I feel unlike a writer this year, for although I started a novella as therapy while I became a self-publicising blogger and social media poster, I’ve been ploughed under by the repetitive mechanics of promoting myself and my novels.
I started the year by transferring 44 titles from Smashwords and Amazon to a new digital publisher called Draft2Digital.
It took longer than I anticipated, as I had to take my ebooks off Smashwords and Amazon, then reformat the manuscripts to suit D2D’s requirements. It was tedious—the opposite of being creative—I disliked doing it but soldiered on.
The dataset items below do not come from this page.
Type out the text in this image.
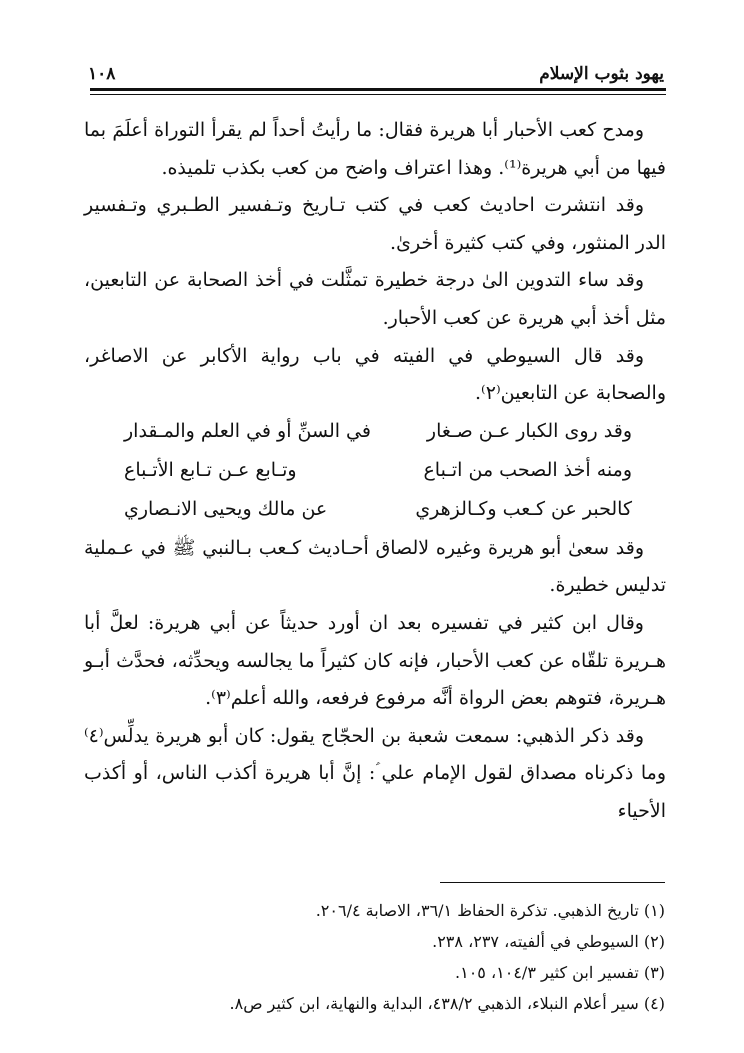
۱۰۸	يهود بثوب الإسلام

ومدح كعب الأحبار أبا هريرة فقال: ما رأيتُ أحداً لم يقرأ التوراة أعلَمَ بما فيها من أبي هريرة⁽¹⁾. وهذا اعتراف واضح من كعب بكذب تلميذه.

وقد انتشرت احاديث كعب في كتب تـاريخ وتـفسير الطـبري وتـفسير الدر المنثور، وفي كتب كثيرة أخرىٰ.

وقد ساء التدوين الىٰ درجة خطيرة تمثَّلت في أخذ الصحابة عن التابعين، مثل أخذ أبي هريرة عن كعب الأحبار.

وقد قال السيوطي في الفيته في باب رواية الأكابر عن الاصاغر، والصحابة عن التابعين⁽٢⁾.

وقد روى الكبار عـن صـغار
في السنِّ أو في العلم والمـقدار
ومنه أخذ الصحب من اتـباع
وتـابع عـن تـابع الأتـباع
كالحبر عن كـعب وكـالزهري
عن مالك ويحيى الانـصاري

وقد سعىٰ أبو هريرة وغيره لالصاق أحـاديث كـعب بـالنبي ﷺ في عـملية تدليس خطيرة.

وقال ابن كثير في تفسيره بعد ان أورد حديثاً عن أبي هريرة: لعلَّ أبا هـريرة تلقّاه عن كعب الأحبار، فإنه كان كثيراً ما يجالسه ويحدِّثه، فحدَّث أبـو هـريرة، فتوهم بعض الرواة أنَّه مرفوع فرفعه، والله أعلم⁽٣⁾.

وقد ذكر الذهبي: سمعت شعبة بن الحجّاج يقول: كان أبو هريرة يدلِّس⁽٤⁾ وما ذكرناه مصداق لقول الإمام علي ؑ: إنَّ أبا هريرة أكذب الناس، أو أكذب الأحياء

(١) تاريخ الذهبي. تذكرة الحفاظ ٣٦/١، الاصابة ٢٠٦/٤.
(٢) السيوطي في ألفيته، ٢٣٧، ٢٣٨.
(٣) تفسير ابن كثير ١٠٤/٣، ١٠٥.
(٤) سير أعلام النبلاء، الذهبي ٤٣٨/٢، البداية والنهاية، ابن كثير ص٨.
In reactivating my Paul Pens blog, which I started in 2014, then
neglected ignored in favour of writing, I’m using many of the threads I started on The Colony. Although I’m glad to have them as a resource, editing and updating what I wrote, including checking if hyperlinks still work, has taken me a month of 8-10 hour days. I’ve ended up with 400 posts, which sounds impressive, but I have no idea if anyone will read them or how it will contribute to my author platform. Like anything in writing, what I’ve done is speculative.
I was relieved to complete this nit-picking task, which didn’t feel like much of an achievement—more like I’d finally stopped scourging my back with a cat o’ nine tails!
Once my blog goes live, I’ll begin to tweet, post on Instagram, update the pins I’ve already made on Pinterest, post fresh material on my Facebook business page and offer to do guest posts for other bloggers. I’m going to try to enjoy these activities, and I reckon I will get something positive out of interacting with people who make comments, but I feel more like a business agent than an author. I’m having to force myself to do it—my Cornish Detective novels require publicising if they’re going to sell—it’s a form of advertising. Not only am I a part of show business, but I’m also a manufacturer and self-promoter and performer. Ta dah!
I’m brainwashing myself into staying positive—but not go so over the top, that my blogging and social media activity becomes sadistic—as if I’m inflicting myself on potential readers!
Actually, I’m also concerned that I’m getting off on the masochistic side of writing and publishing…will I forget how to enjoy creating new stories? I know that Rome wasn’t built in a day, but I had no idea how many bricks were involved to build a writing career.
All of us, at some time or other, say to ourselves “Why am I doing this?”
How do you cope with the insecurity and disappointment of writing?
Do friends and family worry about your dedication?